Location: Honey Bee Breeding, Genetics, and Physiology Research
Project Number: 6050-21000-016-025-T
Project Type: Trust Fund Cooperative Agreement
Start Date: Dec 1, 2022
End Date: Dec 31, 2023
Objective:
Our objective is to isolate and identify phagostimulants from pollen that could be used to improve the attractiveness and palatability of artificial “pollen substitute” diets for honey bees. Using tools and skills that are well established in the natural products research community, we will first extract different pollens using a variety of solvents, characterize the chemical composition of these fractions using mass spectrometry, and then test their effectiveness using honey bee choice assays in the laboratory and in field colonies. Next, we will isolate and chemically characterize the most attractive fractions to identify specific compounds that are responsibly for pollen’s phagostimulatory effects. Purified compounds will be isolated on a larger scale or, where possible, purchased from chemical supply companies to recapitulate the most efficacious samples.
Approach:
1. A series of solvent extractions, within an increasing polarity gradient be carried out on samples of bee-collected, trapped pollens. Extractions will be performed in series on the same pollen samples.
2. The three resulting extracts will be analyzed by both gas chromatography-mass spectrometry (GC-MS) and liquid chromatography-mass spectrometry (LC-MS). The GC-MS conditions will follow literature precedent. The LC-MS conditions will use well established techniques of our collaboration [16]. These data will be analyzed based on accurate mass and MS/MS fragmentation patterns, using both literature precendent and mass spectrometry prediction software . In our recent study, we detected a broad spectrum of pollen metabolites. We expect the number of detectable metabolites to markedly increase with an optimized extraction protocol that is being developed using natural products chemistry expertise.
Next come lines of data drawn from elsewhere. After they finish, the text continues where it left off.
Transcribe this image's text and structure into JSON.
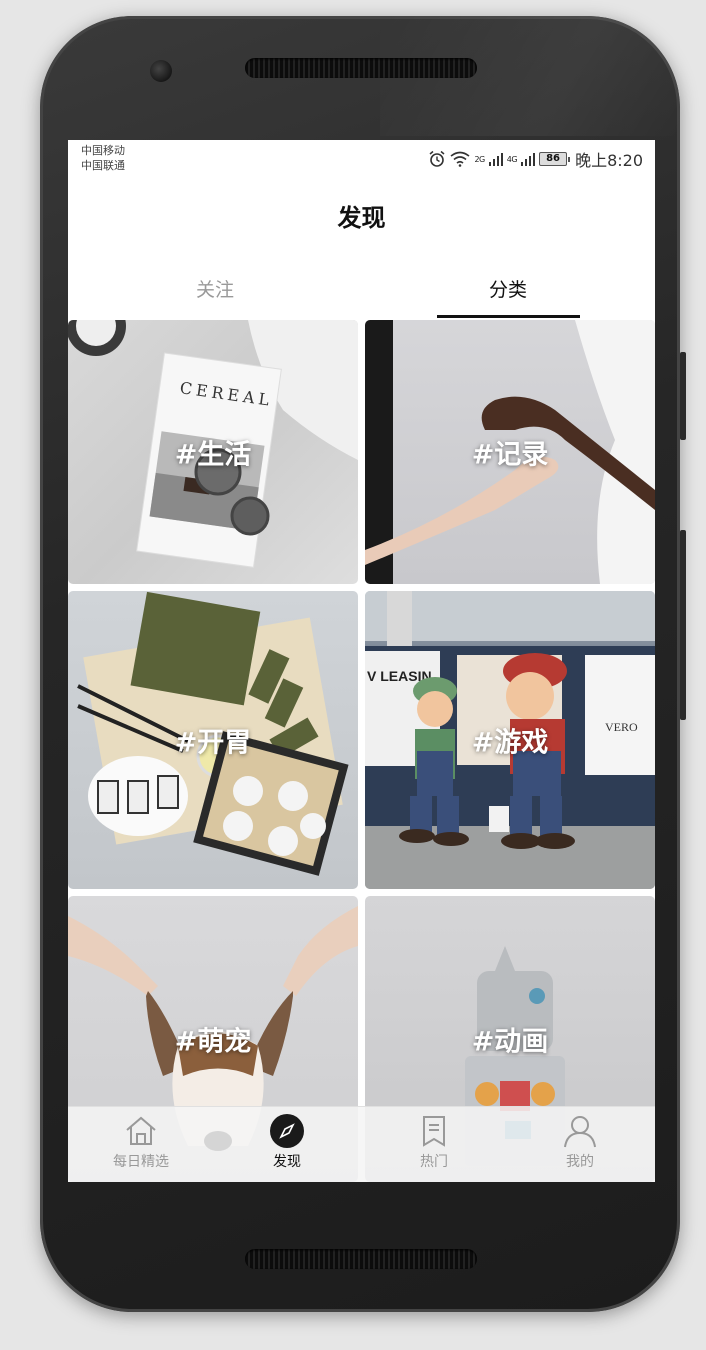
{
  "status_bar": {
    "carrier_1": "中国移动",
    "carrier_2": "中国联通",
    "net_1": "2G",
    "net_2": "4G",
    "battery": "86",
    "time": "晚上8:20"
  },
  "header": {
    "title": "发现"
  },
  "tabs": [
    {
      "label": "关注",
      "active": false
    },
    {
      "label": "分类",
      "active": true
    }
  ],
  "categories": [
    {
      "label": "#生活"
    },
    {
      "label": "#记录"
    },
    {
      "label": "#开胃"
    },
    {
      "label": "#游戏"
    },
    {
      "label": "#萌宠"
    },
    {
      "label": "#动画"
    }
  ],
  "tile_art": {
    "cereal_text": "CEREAL",
    "sign_text": "V LEASIN",
    "poster_text": "VERO"
  },
  "bottom_nav": [
    {
      "label": "每日精选",
      "icon": "home-icon",
      "active": false
    },
    {
      "label": "发现",
      "icon": "compass-icon",
      "active": true
    },
    {
      "label": "热门",
      "icon": "bookmark-icon",
      "active": false
    },
    {
      "label": "我的",
      "icon": "user-icon",
      "active": false
    }
  ],
  "colors": {
    "accent": "#111111",
    "inactive": "#999999"
  }
}
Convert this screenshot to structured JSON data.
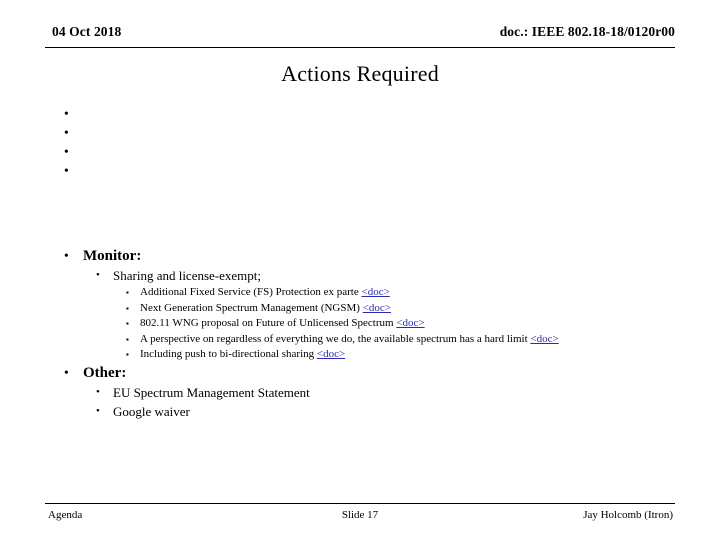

3. Following metabolomic analyses, the fractions will be dried and added to a base artificial diet as a control or a substrate to which pollen extract fractions can be added for phagostimulant activity treatments.
4. For honey bee choice assays in laboratory cages. The diets infused with different pollen extract fractions will be presented in order to establish the most attractive formulations. First, all diets containing pollen fraction extracts will be tested against the control diet (no pollen extract). Then, all permutations of binary choice assays among the diets will be conducted. For example, diet A versus diet B will be presented to the same cage of bees, and consumption will be weighed and replenished over the course of 9 days (Figure 1). The preferred diet will then be assayed against others via cage tests until a preference hierarchy has been established. Diet samples in empty cages will be used to calibrate moisture loss due to evaporation in the diets, and consumption measures will be adjusted accordingly.
5. Diets containing the most attractive pollen extract fractions will be scaled up to in-hive choice assays. Patties will be prepared as noted above and presented in the same hive using three hive replicates per test. Similar to laboratory assays, we will test all permutations of the diets in binary choice assays (Figure 1).
6. The most promising diets, and therefore the most attractive pollen fractions, will be subjected to spectrometric and spectroscopic analyses to identify the most prominent compounds present in the fractions. The isolation of these compounds will be scaled up, as needed, using well established protocols [19-21], or where possible, these compounds will be purchased from chemical supply houses.